A study conducted earlier this year shows that Florida already faces a shortage of 7,000 physicians by 2025, a number likely to be exacerbated by an environment that encourages meritless lawsuits driven by personal injury lawyers.
But without comprehensive reform at the federal level, and the certainty it brings to patients, physicians, and policymakers, the liability climate Florida and elsewhere remains clouded by differences in political opinion and agendas.
To read more about the recent ruling in Florida, click here.
Supporters of Liability Reform Continue Conversation in New York
Medical liability continues to be a hot topic in New York, following a failed attempt to extend the statute of limitations for lawsuits in a state already overextended by medical lawsuit abuse and an unfavorable liability environment for physicians.
While the drive to change the statute of limitations did not progress in the legislature before summer recess, physicians and patient advocates are taking advantage of the opportunity to continue to address issues with the state’s liability climate and focus on solutions that maintain access to care and reverse the exodus of physicians leaving the state.

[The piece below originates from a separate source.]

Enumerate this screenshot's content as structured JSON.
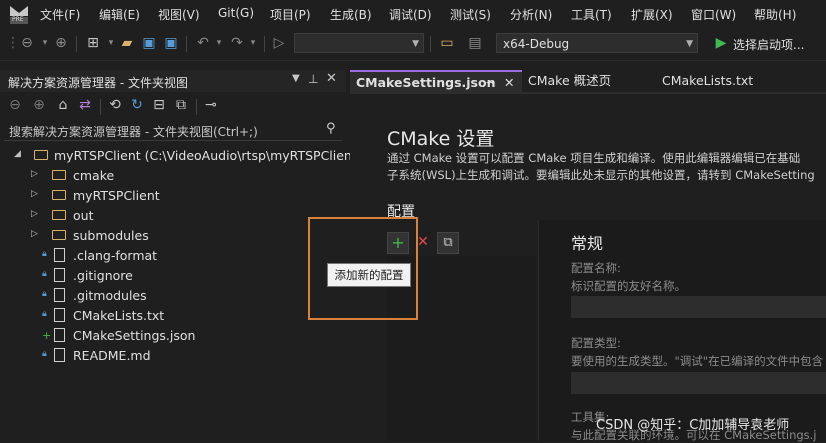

Dr. Joseph Maldonado, President of the Medical Society of the State of New York, writes in an op-ed published in the Buffalo News that the Empire State already has the highest medical liability payouts in the nation and that “legislation to increase lawsuits,” such as proposals to increase the statute of limitations, “without addressing these exorbitant costs would not only make these problems worse, but also further erode our patients’ access to care.”
Extending the time to bring forth a lawsuit would result in a longer period of time between the adverse event and legal action than currently exists in any other state–a window of time that personal injury attorneys take advantage of to file meritless lawsuits.